Commissioners have contended that a public hearing and vote last year empowered officials to take the recent step in selling Citizens Care and Rehabilitation Center and Montevue Assisted Living. But Kimberly Mellon, who filed the complaint Saturday with the Maryland Open Meetings Compliance Board, said commissioners should have discussed the action in public and polled the board again.
"The impact on the community and on seniors merits much more respect than what they're getting" from the Board of County Commissioners, Mellon said in an interview.
On May 1, county commissioners announced they were transferring operations at Citizens and Montevue to a for-profit company, Aurora Holdings VII. The changeover moved hundreds of county employees to Aurora's payroll and placed the centers' finances in the company's hands.
The county still owns the building and land occupied by the centers but plans to convey them to Aurora during the second and third phases of the sale. At this point, legal challenges have mired the property-related transactions.
To start the transition to Aurora, Commissioners President Blaine Young signed several documents, including an asset purchase agreement and lease with Aurora. Mellon said it was improper for Young to approve the documents without consulting other board members in a public meeting.
Young said he sought advice from county attorney John Mathias before signing the paperwork and received assurance that he was complying with the law.
He and other commissioners have said the board did not vote specifically on the lease or the current version of the purchase agreement. However, after a lengthy public hearing in June, four of five commissioners passed a resolution to sell Citizens and Montevue to Aurora. Commissioner David Gray opposed the sale.
The resolution authorized the commissioners president and vice president and other county officials to "do any and all things, execute all instruments, documents, certificates and otherwise take all actions necessary, proper or expedient in connection with the Asset Purchase Agreement and the sale of the CCRC and MAL facilities."
However, the resolution also stipulates that the final purchase agreement should be "in substantially the form" it was when commissioners approved the sale. Mellon argues that the agreement signed May 1 was significantly different from the one previously endorsed by the county board.
The original agreement made no mention of a three-part sale or a lease, she said. The signed document also contains a new clause that bars the county from owning, managing or financing a facility in competition with Citizens and Montevue until five years from the land sale, she said.

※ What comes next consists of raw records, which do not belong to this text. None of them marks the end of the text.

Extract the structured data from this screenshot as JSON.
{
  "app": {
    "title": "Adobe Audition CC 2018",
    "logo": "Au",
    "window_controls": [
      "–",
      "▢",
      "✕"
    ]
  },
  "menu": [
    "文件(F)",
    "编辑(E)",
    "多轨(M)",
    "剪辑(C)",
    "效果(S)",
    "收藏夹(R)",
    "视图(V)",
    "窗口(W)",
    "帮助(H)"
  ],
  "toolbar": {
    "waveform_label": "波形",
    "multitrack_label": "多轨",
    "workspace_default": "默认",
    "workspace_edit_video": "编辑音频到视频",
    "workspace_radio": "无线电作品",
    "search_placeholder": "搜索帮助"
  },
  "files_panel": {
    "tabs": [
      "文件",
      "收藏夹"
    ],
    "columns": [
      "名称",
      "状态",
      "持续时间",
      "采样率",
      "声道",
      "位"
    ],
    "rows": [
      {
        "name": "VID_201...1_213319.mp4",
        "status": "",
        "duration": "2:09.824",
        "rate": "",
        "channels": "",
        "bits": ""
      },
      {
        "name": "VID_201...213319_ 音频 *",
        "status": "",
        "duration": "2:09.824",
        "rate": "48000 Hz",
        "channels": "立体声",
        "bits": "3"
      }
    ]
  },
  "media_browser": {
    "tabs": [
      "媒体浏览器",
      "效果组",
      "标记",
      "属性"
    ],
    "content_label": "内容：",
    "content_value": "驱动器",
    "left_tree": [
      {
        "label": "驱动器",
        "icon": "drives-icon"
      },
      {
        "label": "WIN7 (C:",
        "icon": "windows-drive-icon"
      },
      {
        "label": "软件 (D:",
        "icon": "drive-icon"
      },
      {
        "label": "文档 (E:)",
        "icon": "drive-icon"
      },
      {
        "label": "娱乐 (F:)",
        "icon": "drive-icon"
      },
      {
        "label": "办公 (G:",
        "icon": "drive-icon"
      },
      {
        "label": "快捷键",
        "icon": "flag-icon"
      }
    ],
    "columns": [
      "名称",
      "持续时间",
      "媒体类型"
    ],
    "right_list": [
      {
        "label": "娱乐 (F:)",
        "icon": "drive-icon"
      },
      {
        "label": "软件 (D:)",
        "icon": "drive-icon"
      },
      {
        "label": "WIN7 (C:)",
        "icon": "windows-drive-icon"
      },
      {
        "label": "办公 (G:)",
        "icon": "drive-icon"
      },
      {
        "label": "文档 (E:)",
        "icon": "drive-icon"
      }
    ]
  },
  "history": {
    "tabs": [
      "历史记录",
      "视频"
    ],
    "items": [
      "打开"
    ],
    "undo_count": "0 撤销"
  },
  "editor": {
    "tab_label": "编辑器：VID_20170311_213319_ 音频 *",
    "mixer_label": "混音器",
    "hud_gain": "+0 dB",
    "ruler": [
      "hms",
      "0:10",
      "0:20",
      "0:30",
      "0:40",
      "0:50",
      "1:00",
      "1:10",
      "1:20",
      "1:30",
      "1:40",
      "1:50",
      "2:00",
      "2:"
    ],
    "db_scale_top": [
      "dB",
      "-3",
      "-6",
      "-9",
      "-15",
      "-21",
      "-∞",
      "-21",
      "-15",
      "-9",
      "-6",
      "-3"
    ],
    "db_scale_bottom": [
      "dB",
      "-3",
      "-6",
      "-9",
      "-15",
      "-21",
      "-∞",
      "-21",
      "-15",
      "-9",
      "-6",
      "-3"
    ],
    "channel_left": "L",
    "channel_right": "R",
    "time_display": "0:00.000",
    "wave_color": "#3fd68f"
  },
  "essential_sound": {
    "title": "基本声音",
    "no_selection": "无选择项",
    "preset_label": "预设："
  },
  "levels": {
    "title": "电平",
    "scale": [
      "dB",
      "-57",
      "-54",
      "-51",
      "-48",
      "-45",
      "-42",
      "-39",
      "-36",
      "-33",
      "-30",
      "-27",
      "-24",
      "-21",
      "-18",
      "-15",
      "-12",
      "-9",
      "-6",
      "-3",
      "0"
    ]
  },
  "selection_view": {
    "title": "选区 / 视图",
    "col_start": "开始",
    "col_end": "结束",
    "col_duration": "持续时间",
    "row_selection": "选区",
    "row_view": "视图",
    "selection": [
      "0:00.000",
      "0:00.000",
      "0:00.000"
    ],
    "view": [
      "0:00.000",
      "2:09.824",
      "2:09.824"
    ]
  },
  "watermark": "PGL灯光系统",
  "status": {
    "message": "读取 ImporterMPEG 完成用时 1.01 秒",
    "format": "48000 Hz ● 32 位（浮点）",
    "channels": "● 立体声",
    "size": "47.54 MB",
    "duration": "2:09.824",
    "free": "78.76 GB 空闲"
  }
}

The commissioners should have at least voted on the new documents, Mellon said, though she thinks such large changes to the purchase arrangement should require the county to rebid the sale.
Commissioner Paul Smith disagrees that changes to the purchase agreement were substantial and viewed Mellon's complaint as another in a series of attempts to block the sale.
Young said he thinks the sale process has been transparent; commissioners have clearly stated their intentions to sell the homes while making sure all county employees were offered jobs with the buyer and facility residents were not displaced.
"I don't know how you could be any more transparent than that," he said.
Smith also said Mellon's complaint does not seem pertinent to the Maryland Open Meetings Act, which requires public bodies to hold meetings in public and provide adequate notice of the meetings. A three-person compliance board reviews claims that governments have violated the act and issues written opinions in response. The board does not have enforcement powers.
The county will have 30 days to respond to Mellon's complaint. The compliance board can then issue an advisory opinion after reviewing the submitted material.